Красный терпеливо покачивал головой, смотрел на меня с отвращением.
— Алеша, ты — писатель, хоть и не генерал, но все же с каким-то имечком. Поэтому ты и будешь главным представителем всей вашей достойной семейки. Они ни в коем случае не должны знать, что Антон — начальник Главка, иначе нам с ними никогда не расплеваться…
— Ничего не понимаю, бред какой-то. Они что — писательского племянника пожалеют, а сына начальника Главка — загонят за Можай? В чем тут логика?
— Мы их с тобой не будем просить о жалости. Мы им предложим ДЕНЕГ! — сказал он сухо и отчетливо. Будто дрессировщик щелкнул шамберьером над ухом бестолкового животного.
— Денег? — переспросил я ошарашенно. — А почему ты думаешь, что они возьмут у нас деньги? Почему ты решил, что они хотят денег?
Красный коротко хохотнул:
— Алеша, не будь дураком — денег все хотят. И деньги могут все.
— Так-таки все?
— Все.
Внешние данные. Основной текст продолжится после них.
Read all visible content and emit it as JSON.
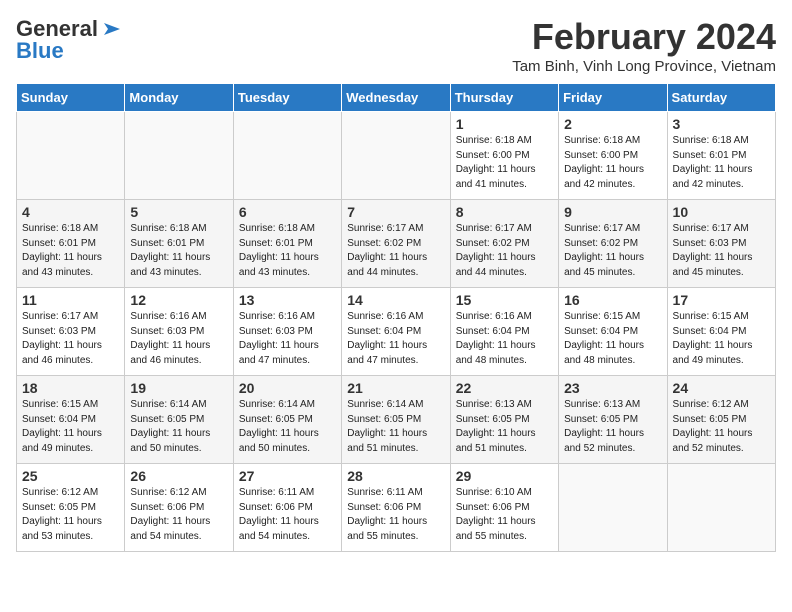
{
  "logo": {
    "line1": "General",
    "line2": "Blue"
  },
  "title": "February 2024",
  "subtitle": "Tam Binh, Vinh Long Province, Vietnam",
  "days_of_week": [
    "Sunday",
    "Monday",
    "Tuesday",
    "Wednesday",
    "Thursday",
    "Friday",
    "Saturday"
  ],
  "weeks": [
    [
      {
        "day": "",
        "info": ""
      },
      {
        "day": "",
        "info": ""
      },
      {
        "day": "",
        "info": ""
      },
      {
        "day": "",
        "info": ""
      },
      {
        "day": "1",
        "info": "Sunrise: 6:18 AM\nSunset: 6:00 PM\nDaylight: 11 hours\nand 41 minutes."
      },
      {
        "day": "2",
        "info": "Sunrise: 6:18 AM\nSunset: 6:00 PM\nDaylight: 11 hours\nand 42 minutes."
      },
      {
        "day": "3",
        "info": "Sunrise: 6:18 AM\nSunset: 6:01 PM\nDaylight: 11 hours\nand 42 minutes."
      }
    ],
    [
      {
        "day": "4",
        "info": "Sunrise: 6:18 AM\nSunset: 6:01 PM\nDaylight: 11 hours\nand 43 minutes."
      },
      {
        "day": "5",
        "info": "Sunrise: 6:18 AM\nSunset: 6:01 PM\nDaylight: 11 hours\nand 43 minutes."
      },
      {
        "day": "6",
        "info": "Sunrise: 6:18 AM\nSunset: 6:01 PM\nDaylight: 11 hours\nand 43 minutes."
      },
      {
        "day": "7",
        "info": "Sunrise: 6:17 AM\nSunset: 6:02 PM\nDaylight: 11 hours\nand 44 minutes."
      },
      {
        "day": "8",
        "info": "Sunrise: 6:17 AM\nSunset: 6:02 PM\nDaylight: 11 hours\nand 44 minutes."
      },
      {
        "day": "9",
        "info": "Sunrise: 6:17 AM\nSunset: 6:02 PM\nDaylight: 11 hours\nand 45 minutes."
      },
      {
        "day": "10",
        "info": "Sunrise: 6:17 AM\nSunset: 6:03 PM\nDaylight: 11 hours\nand 45 minutes."
      }
    ],
    [
      {
        "day": "11",
        "info": "Sunrise: 6:17 AM\nSunset: 6:03 PM\nDaylight: 11 hours\nand 46 minutes."
      },
      {
        "day": "12",
        "info": "Sunrise: 6:16 AM\nSunset: 6:03 PM\nDaylight: 11 hours\nand 46 minutes."
      },
      {
        "day": "13",
        "info": "Sunrise: 6:16 AM\nSunset: 6:03 PM\nDaylight: 11 hours\nand 47 minutes."
      },
      {
        "day": "14",
        "info": "Sunrise: 6:16 AM\nSunset: 6:04 PM\nDaylight: 11 hours\nand 47 minutes."
      },
      {
        "day": "15",
        "info": "Sunrise: 6:16 AM\nSunset: 6:04 PM\nDaylight: 11 hours\nand 48 minutes."
      },
      {
        "day": "16",
        "info": "Sunrise: 6:15 AM\nSunset: 6:04 PM\nDaylight: 11 hours\nand 48 minutes."
      },
      {
        "day": "17",
        "info": "Sunrise: 6:15 AM\nSunset: 6:04 PM\nDaylight: 11 hours\nand 49 minutes."
      }
    ],
    [
      {
        "day": "18",
        "info": "Sunrise: 6:15 AM\nSunset: 6:04 PM\nDaylight: 11 hours\nand 49 minutes."
      },
      {
        "day": "19",
        "info": "Sunrise: 6:14 AM\nSunset: 6:05 PM\nDaylight: 11 hours\nand 50 minutes."
      },
      {
        "day": "20",
        "info": "Sunrise: 6:14 AM\nSunset: 6:05 PM\nDaylight: 11 hours\nand 50 minutes."
      },
      {
        "day": "21",
        "info": "Sunrise: 6:14 AM\nSunset: 6:05 PM\nDaylight: 11 hours\nand 51 minutes."
      },
      {
        "day": "22",
        "info": "Sunrise: 6:13 AM\nSunset: 6:05 PM\nDaylight: 11 hours\nand 51 minutes."
      },
      {
        "day": "23",
        "info": "Sunrise: 6:13 AM\nSunset: 6:05 PM\nDaylight: 11 hours\nand 52 minutes."
      },
      {
        "day": "24",
        "info": "Sunrise: 6:12 AM\nSunset: 6:05 PM\nDaylight: 11 hours\nand 52 minutes."
      }
    ],
    [
      {
        "day": "25",
        "info": "Sunrise: 6:12 AM\nSunset: 6:05 PM\nDaylight: 11 hours\nand 53 minutes."
      },
      {
        "day": "26",
        "info": "Sunrise: 6:12 AM\nSunset: 6:06 PM\nDaylight: 11 hours\nand 54 minutes."
      },
      {
        "day": "27",
        "info": "Sunrise: 6:11 AM\nSunset: 6:06 PM\nDaylight: 11 hours\nand 54 minutes."
      },
      {
        "day": "28",
        "info": "Sunrise: 6:11 AM\nSunset: 6:06 PM\nDaylight: 11 hours\nand 55 minutes."
      },
      {
        "day": "29",
        "info": "Sunrise: 6:10 AM\nSunset: 6:06 PM\nDaylight: 11 hours\nand 55 minutes."
      },
      {
        "day": "",
        "info": ""
      },
      {
        "day": "",
        "info": ""
      }
    ]
  ]
}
Если бы у меня вот здесь лежало сто тысяч, — он почему-то показал на маленький верхний карманчик куртки, — я бы вас всех купил. И продал бы, да, боюсь, покупателя не найти.
— Черт с тобой, и со всеми твоими куплями-продажами. Но почему я должен предлагать ему деньги? А не Антон?
— Потому что ты как бы свободный художник — личность нигде не служащая, беспартийная, состоящая в одинаково бессмысленной и почтенной для дураков организации — Союзе писателей. Поэтому наш контрагент сообразит, что если мы не сойдемся в цене, то допечь он тебя никак не может, а деньжата при тебе останутся.
— А Антон?
— Антон — крупный деятель, член партии. Если эта история выплывет на свет, он сгорит. Поэтому изнасилованный папа, при некоторой напористости, разденет его до исподнего и доведет до полного краха. Ты пойми, что речь сейчас даже не о Димке, а обо всей карьере Антона.
— А где он сейчас, Антон?
— У себя в кабинете, сидит на телефоне.
Я механически прихлебывал кофе, не ощущая его вкуса, и меня остро томили два желания — выпить пива и вышвырнуть крысу в коридор на съедение кабану. Голова моя утратила свою ночную легкую воздушную округлость, она стала квадратной и тяжелой, как железный ящик для бутылок — мои немногие мысли и чувства были простыми, линейными, они обязательно пересекались между собой. Досада на племянничка, прыщавого кретина, а поперек — жалость к Антону. Нежелание вмешиваться в эту грязную историю — и боязнь ужасного по своим последствиям скандала. Отвращение к Красному — и сознание, что только этот смрадный аферист может как-то все уладить. Стыд перед Улой — и возмущение: я-то тут при чем?